The pursuit of English for decades now in this country has been undertaken with the same zeal as the quest for ‘Excalibur’, the legendary sword of King Arthur.   Many who have been deprived of learning it have likened it to the mythical weapon, aptly dubbing it as the language with the cutting edge, the kaduwa (the sword).

After independence, English continued as the foremost language of business, mainstream education and the bureaucracy until 1956. The administrators in these fields until then, had to be conversant in English, and so it remained the language of the elite. But the then Prime Minister S. W. R. D. Bandaranaike, catapulted to power on a springboard of screeching Sinhala nationalism. He made Sinhala the official language in 24 hours.
As a result, for more than 60 years, millions of Sri Lankans have had restricted access to a proper education in English. The primary constraint has been those same social and political forces which have been viewing English as a barrier to the domination and sweeping forces of nationalism. It had been easy to spot the political drift during the first decade or so, following independence which became an era of gloating regalement for extremist forces made up largely of nationalist cranks.

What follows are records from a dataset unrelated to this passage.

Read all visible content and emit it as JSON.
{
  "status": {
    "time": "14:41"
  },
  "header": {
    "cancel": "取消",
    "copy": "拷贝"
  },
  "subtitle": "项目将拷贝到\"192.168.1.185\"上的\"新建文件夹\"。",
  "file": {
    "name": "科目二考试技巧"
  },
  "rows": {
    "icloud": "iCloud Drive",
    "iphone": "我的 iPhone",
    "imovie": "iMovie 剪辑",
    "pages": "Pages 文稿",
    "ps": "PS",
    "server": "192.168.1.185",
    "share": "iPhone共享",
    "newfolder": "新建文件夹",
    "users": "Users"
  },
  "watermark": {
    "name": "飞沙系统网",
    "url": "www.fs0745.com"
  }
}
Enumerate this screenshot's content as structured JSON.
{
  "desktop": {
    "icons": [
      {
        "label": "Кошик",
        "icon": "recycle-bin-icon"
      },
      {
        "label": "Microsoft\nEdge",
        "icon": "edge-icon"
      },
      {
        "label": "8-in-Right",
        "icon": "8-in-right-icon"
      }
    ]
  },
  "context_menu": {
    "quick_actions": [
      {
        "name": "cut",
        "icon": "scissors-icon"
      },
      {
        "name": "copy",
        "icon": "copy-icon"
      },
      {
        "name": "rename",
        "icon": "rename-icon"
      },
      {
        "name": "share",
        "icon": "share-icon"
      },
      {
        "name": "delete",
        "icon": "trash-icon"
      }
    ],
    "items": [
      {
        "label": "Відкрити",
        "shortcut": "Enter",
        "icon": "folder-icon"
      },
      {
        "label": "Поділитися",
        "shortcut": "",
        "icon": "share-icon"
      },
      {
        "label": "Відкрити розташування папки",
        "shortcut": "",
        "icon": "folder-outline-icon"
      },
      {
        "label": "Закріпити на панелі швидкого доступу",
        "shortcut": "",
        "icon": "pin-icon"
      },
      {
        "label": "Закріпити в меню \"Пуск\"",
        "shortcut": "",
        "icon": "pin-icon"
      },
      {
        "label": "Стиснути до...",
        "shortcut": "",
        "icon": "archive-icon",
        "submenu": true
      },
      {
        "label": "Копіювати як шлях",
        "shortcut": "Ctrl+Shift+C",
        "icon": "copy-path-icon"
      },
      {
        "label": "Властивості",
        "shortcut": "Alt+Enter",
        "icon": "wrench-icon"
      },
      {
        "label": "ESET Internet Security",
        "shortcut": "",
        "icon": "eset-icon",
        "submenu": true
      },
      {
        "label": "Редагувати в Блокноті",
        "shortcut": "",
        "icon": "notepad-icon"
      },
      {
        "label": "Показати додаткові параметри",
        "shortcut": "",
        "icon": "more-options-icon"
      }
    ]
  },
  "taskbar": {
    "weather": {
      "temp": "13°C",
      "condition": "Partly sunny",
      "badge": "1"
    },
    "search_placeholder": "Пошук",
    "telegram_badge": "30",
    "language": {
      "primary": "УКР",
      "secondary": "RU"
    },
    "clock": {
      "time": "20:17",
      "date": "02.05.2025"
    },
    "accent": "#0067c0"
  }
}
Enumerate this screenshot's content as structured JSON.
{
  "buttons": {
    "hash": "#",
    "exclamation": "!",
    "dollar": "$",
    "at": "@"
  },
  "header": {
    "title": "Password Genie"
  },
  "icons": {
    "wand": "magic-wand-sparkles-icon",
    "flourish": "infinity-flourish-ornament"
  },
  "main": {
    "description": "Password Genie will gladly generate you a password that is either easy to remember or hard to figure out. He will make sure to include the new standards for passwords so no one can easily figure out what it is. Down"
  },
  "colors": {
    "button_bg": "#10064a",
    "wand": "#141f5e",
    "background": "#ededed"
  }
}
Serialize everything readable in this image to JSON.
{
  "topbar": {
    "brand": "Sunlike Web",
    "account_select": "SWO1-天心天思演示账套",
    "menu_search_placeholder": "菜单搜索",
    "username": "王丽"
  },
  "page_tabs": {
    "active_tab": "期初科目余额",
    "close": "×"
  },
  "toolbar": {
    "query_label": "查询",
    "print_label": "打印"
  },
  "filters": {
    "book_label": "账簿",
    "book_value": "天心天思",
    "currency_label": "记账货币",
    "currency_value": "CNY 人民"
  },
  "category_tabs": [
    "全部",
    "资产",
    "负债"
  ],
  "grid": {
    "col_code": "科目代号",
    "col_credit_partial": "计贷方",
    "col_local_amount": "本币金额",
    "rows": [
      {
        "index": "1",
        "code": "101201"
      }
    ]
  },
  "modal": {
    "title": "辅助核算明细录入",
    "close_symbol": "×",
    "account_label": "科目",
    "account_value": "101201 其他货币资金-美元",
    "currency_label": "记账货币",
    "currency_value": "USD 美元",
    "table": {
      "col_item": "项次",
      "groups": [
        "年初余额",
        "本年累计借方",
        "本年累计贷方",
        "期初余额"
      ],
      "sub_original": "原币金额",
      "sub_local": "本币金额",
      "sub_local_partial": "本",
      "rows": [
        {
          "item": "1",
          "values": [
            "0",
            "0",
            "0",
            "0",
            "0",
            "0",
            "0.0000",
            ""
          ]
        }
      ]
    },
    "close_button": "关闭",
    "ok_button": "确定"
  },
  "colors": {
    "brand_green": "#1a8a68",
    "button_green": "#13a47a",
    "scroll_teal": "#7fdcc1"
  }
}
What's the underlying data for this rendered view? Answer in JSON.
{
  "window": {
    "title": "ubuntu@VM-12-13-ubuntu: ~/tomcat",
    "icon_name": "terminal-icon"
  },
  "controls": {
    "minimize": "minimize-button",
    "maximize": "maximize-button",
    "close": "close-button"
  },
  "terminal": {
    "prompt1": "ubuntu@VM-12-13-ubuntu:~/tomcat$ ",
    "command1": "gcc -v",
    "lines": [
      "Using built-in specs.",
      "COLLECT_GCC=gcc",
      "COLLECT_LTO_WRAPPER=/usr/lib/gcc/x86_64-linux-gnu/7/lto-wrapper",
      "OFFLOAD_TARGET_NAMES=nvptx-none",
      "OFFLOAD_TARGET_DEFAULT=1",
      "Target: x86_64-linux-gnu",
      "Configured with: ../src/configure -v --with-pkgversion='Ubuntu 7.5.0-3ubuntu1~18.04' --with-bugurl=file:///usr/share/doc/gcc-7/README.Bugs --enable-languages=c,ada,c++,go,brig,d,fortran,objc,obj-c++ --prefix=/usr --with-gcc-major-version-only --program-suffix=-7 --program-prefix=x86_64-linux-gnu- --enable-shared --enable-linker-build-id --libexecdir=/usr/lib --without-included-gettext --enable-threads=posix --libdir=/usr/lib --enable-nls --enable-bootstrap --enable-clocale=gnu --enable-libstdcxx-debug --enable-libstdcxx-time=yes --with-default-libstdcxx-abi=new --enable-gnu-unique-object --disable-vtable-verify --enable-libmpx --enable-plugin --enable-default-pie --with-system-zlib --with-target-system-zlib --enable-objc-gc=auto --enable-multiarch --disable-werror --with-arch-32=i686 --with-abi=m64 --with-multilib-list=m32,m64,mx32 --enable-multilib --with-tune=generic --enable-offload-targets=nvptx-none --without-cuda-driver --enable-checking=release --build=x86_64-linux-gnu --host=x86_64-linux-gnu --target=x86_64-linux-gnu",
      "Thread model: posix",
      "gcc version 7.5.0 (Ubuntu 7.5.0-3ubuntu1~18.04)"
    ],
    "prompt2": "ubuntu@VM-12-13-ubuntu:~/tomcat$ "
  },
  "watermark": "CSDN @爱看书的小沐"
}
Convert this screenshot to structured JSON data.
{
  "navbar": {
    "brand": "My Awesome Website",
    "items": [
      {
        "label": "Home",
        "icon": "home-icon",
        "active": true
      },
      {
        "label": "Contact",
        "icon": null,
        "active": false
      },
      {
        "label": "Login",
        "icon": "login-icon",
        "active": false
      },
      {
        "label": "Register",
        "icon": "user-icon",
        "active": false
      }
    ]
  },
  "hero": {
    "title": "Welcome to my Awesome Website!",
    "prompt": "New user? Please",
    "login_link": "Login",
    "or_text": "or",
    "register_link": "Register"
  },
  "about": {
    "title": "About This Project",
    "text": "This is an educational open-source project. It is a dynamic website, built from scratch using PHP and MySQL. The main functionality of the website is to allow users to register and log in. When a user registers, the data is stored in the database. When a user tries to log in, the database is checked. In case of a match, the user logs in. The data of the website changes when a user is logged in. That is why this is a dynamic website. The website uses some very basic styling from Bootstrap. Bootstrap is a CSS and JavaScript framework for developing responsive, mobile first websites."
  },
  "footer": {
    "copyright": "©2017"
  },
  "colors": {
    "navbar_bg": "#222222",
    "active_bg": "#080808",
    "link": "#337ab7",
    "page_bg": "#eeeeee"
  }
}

It provoked a professional brain-drain, which resulted in a mass emigration of a large sector of the elite educated class of all races to various parts of the world. But those were horrible intolerant times when state-sanctified class envy was allowed its crazed stampede towards a disaster we have still been unable to recover from.  It was decidedly the foreordained age of the ‘yakko’ when hordes of egotistical, cloddish louts were allowed their shining hour.

When Sinhala became the country’s official language the medium of instruction at secondary school level and later at universities switched to the local language.But university graduates soon realized that the paper chase had become as meaningless and impracticable as the nationalistic drivel it had been grown and fed on. It became even clearer that their degree certificate was not worth the paper it was written on.

Changes in economic policy and political orientation in 1977 were accompanied by a sudden volte face by tens of thousands to learn English. By that time only the foolhardy would have had the temerity to disclaim the certainty that the English language had become the most formidable weapon as a means to both economic and social success.

Although, political leaders were careful to retain a veneer of nationalism when it came to language reforms, the emphasis had begun to change dramatically over the past quarter century or more. Because everyone had perceived that right throughout, the advantages enjoyed by the English-educated class has continued, while those who had been denied its benefits remained in the same unenviable position.

Over the years succeeding administrations have been drawing up plans to introduce three subjects to be taught compulsorily in the English medium in government schools. That is a trend that accentuates the importance all administrations have placed on the revival of English education. Several cabinet ministers notwithstanding their party affiliations have of late been stressing the vital need for learning English as a tool to communicate with the outside world.

For decades, no one had really pushed for educational reforms in English, although every successive government has bragged about its commitment towards fostering racial harmony and their objective of equal opportunities for all under the free education system.  That is because the narrow-minded nationalist lobby is still denouncing it as a symbol of colonialism.  But apart from its economic advantages few politicians have been able to envision the need for a more compelling reason to bring about an educational renaissance in English for fostering national unity.

True, English is a legacy of the British Empire.  But the language for practical considerations can no longer be viewed as some outmoded colonial language. It is the means by which we in Asia are able to communicate with the world and with one another. Over the past three and a half decades, Asia’s boom has been built on outward-looking export-orientated economies. That in turn, has given an added impetus to the urge to learn English. But the main attraction among its manifold rewards for learning English is primarily because it is the language of the future, of opportunity, of money.

English, whether one likes it or not is the language most people in the world understand. Pig-headed national sentiment is one thing. Practical considerations are altogether another. No one, I repeat no one can begrudge the people their inalienable right to study a language of their choice.

As my brother Denis, an English teacher of English teachers claims that everyone is hell bent on wielding the kaduwa. He quips: “The need of the hour is to teach them all not fanciful arcing swordplay or wordplay but to practically cut and thrust their way to learn effective English. And never you mind if they behead the Queen in the process!”